“Now this is our boast: Our conscience testifies that we have conducted ourselves in the world, and especially in our relations with you, with integrity and godly sincerity. We have done so, relying not on worldly wisdom but on God’s grace.” (2 Corinthians 1:12)

Warren Buffett said, “It takes 20 years to build a reputation and five minutes to ruin it. If you think about that, you’ll do things differently.” Paul was confident that in the eyes of the world and among fellow believers he had not done anything to tarnish his reputation. That doesn’t mean that everybody liked him or that his ministry was free from conflict. What it does mean is that Paul’s life and words matched. People knew that Paul meant what he said and lived what he believed.

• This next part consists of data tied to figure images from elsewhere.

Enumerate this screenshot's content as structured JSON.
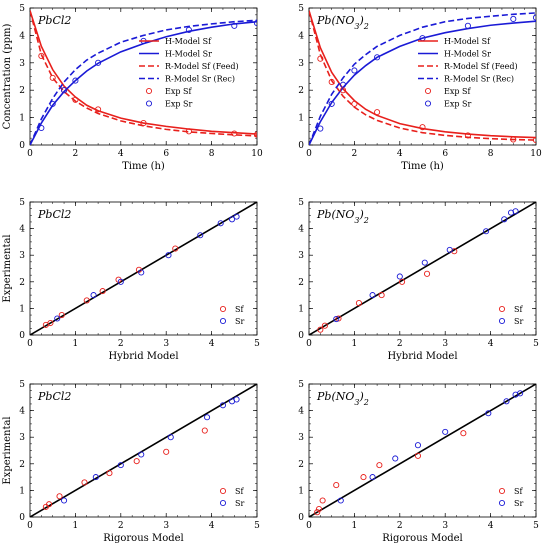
{
  "figure": {
    "colors": {
      "sf": "#e8201c",
      "sr": "#1a1ad6",
      "ideal": "#000000"
    }
  },
  "chart_data": [
    {
      "type": "line",
      "title": "PbCl2",
      "xlabel": "Time (h)",
      "ylabel": "Concentration (ppm)",
      "xlim": [
        0,
        10
      ],
      "ylim": [
        0,
        5
      ],
      "xticks": [
        "0",
        "2",
        "4",
        "6",
        "8",
        "10"
      ],
      "yticks": [
        "0",
        "1",
        "2",
        "3",
        "4",
        "5"
      ],
      "legend": "right",
      "series": [
        {
          "name": "H-Model Sf",
          "style": "solid",
          "color": "#e8201c",
          "x": [
            0,
            0.5,
            1,
            1.5,
            2,
            2.5,
            3,
            4,
            5,
            6,
            7,
            8,
            9,
            10
          ],
          "y": [
            4.9,
            3.6,
            2.75,
            2.15,
            1.75,
            1.45,
            1.25,
            0.98,
            0.8,
            0.68,
            0.58,
            0.5,
            0.45,
            0.4
          ]
        },
        {
          "name": "H-Model Sr",
          "style": "solid",
          "color": "#1a1ad6",
          "x": [
            0,
            0.5,
            1,
            1.5,
            2,
            2.5,
            3,
            4,
            5,
            6,
            7,
            8,
            9,
            10
          ],
          "y": [
            0,
            0.8,
            1.45,
            1.95,
            2.35,
            2.7,
            2.98,
            3.4,
            3.7,
            3.95,
            4.15,
            4.3,
            4.42,
            4.5
          ]
        },
        {
          "name": "R-Model Sf (Feed)",
          "style": "dashed",
          "color": "#e8201c",
          "x": [
            0,
            0.5,
            1,
            1.5,
            2,
            2.5,
            3,
            4,
            5,
            6,
            7,
            8,
            9,
            10
          ],
          "y": [
            4.9,
            3.3,
            2.45,
            1.95,
            1.6,
            1.35,
            1.15,
            0.88,
            0.7,
            0.57,
            0.48,
            0.42,
            0.37,
            0.33
          ]
        },
        {
          "name": "R-Model Sr (Rec)",
          "style": "dashed",
          "color": "#1a1ad6",
          "x": [
            0,
            0.5,
            1,
            1.5,
            2,
            2.5,
            3,
            4,
            5,
            6,
            7,
            8,
            9,
            10
          ],
          "y": [
            0,
            0.95,
            1.7,
            2.3,
            2.75,
            3.1,
            3.35,
            3.75,
            4.0,
            4.2,
            4.33,
            4.42,
            4.5,
            4.55
          ]
        },
        {
          "name": "Exp Sf",
          "style": "marker",
          "color": "#e8201c",
          "x": [
            0.5,
            1,
            1.5,
            2,
            3,
            5,
            7,
            9,
            10
          ],
          "y": [
            3.25,
            2.45,
            2.0,
            1.65,
            1.3,
            0.8,
            0.5,
            0.42,
            0.38
          ]
        },
        {
          "name": "Exp Sr",
          "style": "marker",
          "color": "#1a1ad6",
          "x": [
            0.5,
            1,
            1.5,
            2,
            3,
            5,
            7,
            9,
            10
          ],
          "y": [
            0.62,
            1.5,
            2.0,
            2.35,
            3.0,
            3.8,
            4.2,
            4.35,
            4.45
          ]
        }
      ]
    },
    {
      "type": "line",
      "title": "Pb(NO3)2",
      "xlabel": "Time (h)",
      "ylabel": "",
      "xlim": [
        0,
        10
      ],
      "ylim": [
        0,
        5
      ],
      "xticks": [
        "0",
        "2",
        "4",
        "6",
        "8",
        "10"
      ],
      "yticks": [
        "0",
        "1",
        "2",
        "3",
        "4",
        "5"
      ],
      "legend": "right",
      "series": [
        {
          "name": "H-Model Sf",
          "style": "solid",
          "color": "#e8201c",
          "x": [
            0,
            0.5,
            1,
            1.5,
            2,
            2.5,
            3,
            4,
            5,
            6,
            7,
            8,
            9,
            10
          ],
          "y": [
            4.9,
            3.55,
            2.65,
            2.05,
            1.62,
            1.3,
            1.08,
            0.78,
            0.6,
            0.48,
            0.4,
            0.34,
            0.3,
            0.27
          ]
        },
        {
          "name": "H-Model Sr",
          "style": "solid",
          "color": "#1a1ad6",
          "x": [
            0,
            0.5,
            1,
            1.5,
            2,
            2.5,
            3,
            4,
            5,
            6,
            7,
            8,
            9,
            10
          ],
          "y": [
            0,
            0.85,
            1.55,
            2.1,
            2.55,
            2.9,
            3.2,
            3.6,
            3.9,
            4.1,
            4.25,
            4.37,
            4.45,
            4.52
          ]
        },
        {
          "name": "R-Model Sf (Feed)",
          "style": "dashed",
          "color": "#e8201c",
          "x": [
            0,
            0.5,
            1,
            1.5,
            2,
            2.5,
            3,
            4,
            5,
            6,
            7,
            8,
            9,
            10
          ],
          "y": [
            4.9,
            3.3,
            2.35,
            1.78,
            1.38,
            1.1,
            0.9,
            0.62,
            0.45,
            0.35,
            0.28,
            0.23,
            0.2,
            0.18
          ]
        },
        {
          "name": "R-Model Sr (Rec)",
          "style": "dashed",
          "color": "#1a1ad6",
          "x": [
            0,
            0.5,
            1,
            1.5,
            2,
            2.5,
            3,
            4,
            5,
            6,
            7,
            8,
            9,
            10
          ],
          "y": [
            0,
            1.05,
            1.85,
            2.45,
            2.95,
            3.3,
            3.6,
            4.0,
            4.3,
            4.5,
            4.62,
            4.7,
            4.77,
            4.82
          ]
        },
        {
          "name": "Exp Sf",
          "style": "marker",
          "color": "#e8201c",
          "x": [
            0.5,
            1,
            1.5,
            2,
            3,
            5,
            7,
            9,
            10
          ],
          "y": [
            3.15,
            2.3,
            2.0,
            1.5,
            1.2,
            0.65,
            0.35,
            0.2,
            0.18
          ]
        },
        {
          "name": "Exp Sr",
          "style": "marker",
          "color": "#1a1ad6",
          "x": [
            0.5,
            1,
            1.5,
            2,
            3,
            5,
            7,
            9,
            10
          ],
          "y": [
            0.6,
            1.5,
            2.2,
            2.72,
            3.2,
            3.9,
            4.35,
            4.6,
            4.65
          ]
        }
      ]
    },
    {
      "type": "scatter",
      "title": "PbCl2",
      "xlabel": "Hybrid Model",
      "ylabel": "Experimental",
      "xlim": [
        0,
        5
      ],
      "ylim": [
        0,
        5
      ],
      "xticks": [
        "0",
        "1",
        "2",
        "3",
        "4",
        "5"
      ],
      "yticks": [
        "0",
        "1",
        "2",
        "3",
        "4",
        "5"
      ],
      "legend": "bottom-right",
      "ideal_line": [
        [
          0,
          0
        ],
        [
          5,
          5
        ]
      ],
      "series": [
        {
          "name": "Sf",
          "color": "#e8201c",
          "x": [
            0.35,
            0.45,
            0.7,
            1.25,
            1.6,
            1.95,
            2.4,
            3.2
          ],
          "y": [
            0.38,
            0.45,
            0.75,
            1.3,
            1.65,
            2.08,
            2.45,
            3.25
          ]
        },
        {
          "name": "Sr",
          "color": "#1a1ad6",
          "x": [
            0.6,
            1.4,
            2.0,
            2.45,
            3.05,
            3.75,
            4.2,
            4.45,
            4.55
          ],
          "y": [
            0.62,
            1.5,
            2.0,
            2.35,
            3.0,
            3.75,
            4.2,
            4.35,
            4.45
          ]
        }
      ]
    },
    {
      "type": "scatter",
      "title": "Pb(NO3)2",
      "xlabel": "Hybrid Model",
      "ylabel": "",
      "xlim": [
        0,
        5
      ],
      "ylim": [
        0,
        5
      ],
      "xticks": [
        "0",
        "1",
        "2",
        "3",
        "4",
        "5"
      ],
      "yticks": [
        "0",
        "1",
        "2",
        "3",
        "4",
        "5"
      ],
      "legend": "bottom-right",
      "ideal_line": [
        [
          0,
          0
        ],
        [
          5,
          5
        ]
      ],
      "series": [
        {
          "name": "Sf",
          "color": "#e8201c",
          "x": [
            0.25,
            0.35,
            0.65,
            1.1,
            1.6,
            2.05,
            2.6,
            3.2
          ],
          "y": [
            0.2,
            0.35,
            0.62,
            1.2,
            1.5,
            2.0,
            2.3,
            3.15
          ]
        },
        {
          "name": "Sr",
          "color": "#1a1ad6",
          "x": [
            0.6,
            1.4,
            2.0,
            2.55,
            3.1,
            3.9,
            4.3,
            4.45,
            4.55
          ],
          "y": [
            0.6,
            1.5,
            2.2,
            2.72,
            3.2,
            3.9,
            4.35,
            4.6,
            4.65
          ]
        }
      ]
    },
    {
      "type": "scatter",
      "title": "PbCl2",
      "xlabel": "Rigorous Model",
      "ylabel": "Experimental",
      "xlim": [
        0,
        5
      ],
      "ylim": [
        0,
        5
      ],
      "xticks": [
        "0",
        "1",
        "2",
        "3",
        "4",
        "5"
      ],
      "yticks": [
        "0",
        "1",
        "2",
        "3",
        "4",
        "5"
      ],
      "legend": "bottom-right",
      "ideal_line": [
        [
          0,
          0
        ],
        [
          5,
          5
        ]
      ],
      "series": [
        {
          "name": "Sf",
          "color": "#e8201c",
          "x": [
            0.35,
            0.42,
            0.65,
            1.2,
            1.75,
            2.35,
            3.0,
            3.85
          ],
          "y": [
            0.38,
            0.48,
            0.78,
            1.3,
            1.65,
            2.1,
            2.45,
            3.25
          ]
        },
        {
          "name": "Sr",
          "color": "#1a1ad6",
          "x": [
            0.75,
            1.45,
            2.0,
            2.45,
            3.1,
            3.9,
            4.25,
            4.45,
            4.55
          ],
          "y": [
            0.62,
            1.5,
            1.95,
            2.35,
            3.0,
            3.75,
            4.2,
            4.35,
            4.42
          ]
        }
      ]
    },
    {
      "type": "scatter",
      "title": "Pb(NO3)2",
      "xlabel": "Rigorous Model",
      "ylabel": "",
      "xlim": [
        0,
        5
      ],
      "ylim": [
        0,
        5
      ],
      "xticks": [
        "0",
        "1",
        "2",
        "3",
        "4",
        "5"
      ],
      "yticks": [
        "0",
        "1",
        "2",
        "3",
        "4",
        "5"
      ],
      "legend": "bottom-right",
      "ideal_line": [
        [
          0,
          0
        ],
        [
          5,
          5
        ]
      ],
      "series": [
        {
          "name": "Sf",
          "color": "#e8201c",
          "x": [
            0.18,
            0.22,
            0.3,
            0.6,
            1.2,
            1.55,
            2.4,
            3.4
          ],
          "y": [
            0.18,
            0.3,
            0.62,
            1.2,
            1.5,
            1.95,
            2.3,
            3.15
          ]
        },
        {
          "name": "Sr",
          "color": "#1a1ad6",
          "x": [
            0.7,
            1.4,
            1.9,
            2.4,
            3.0,
            3.95,
            4.35,
            4.55,
            4.65
          ],
          "y": [
            0.62,
            1.5,
            2.2,
            2.7,
            3.2,
            3.9,
            4.35,
            4.6,
            4.65
          ]
        }
      ]
    }
  ]
}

Integrity is a bedrock principal of fundraising. Donors must have complete confidence that you are accomplishing what you advertise in your ministry and wisely using the funds you receive. Accurate donor reports are critical to continued donor engagement. Everything your ministry does either builds trust and credibility or erodes it – your communication, your ministry impact, the way you deal with controversies, and even the way you treat your staff.

Organizational credibility is essential, but your personal reputation is just as important. Paul used the phrases, “integrity, godly sincerity, and not relying on worldly wisdom, but God’s grace.” Do your donors see the fruit of the Spirit in your life every time you meet with them, or do they simply see a professional fundraiser? Charles R. Swindoll noted, “Only you can do the self-exam needed for integrity. No one else knows the truth.”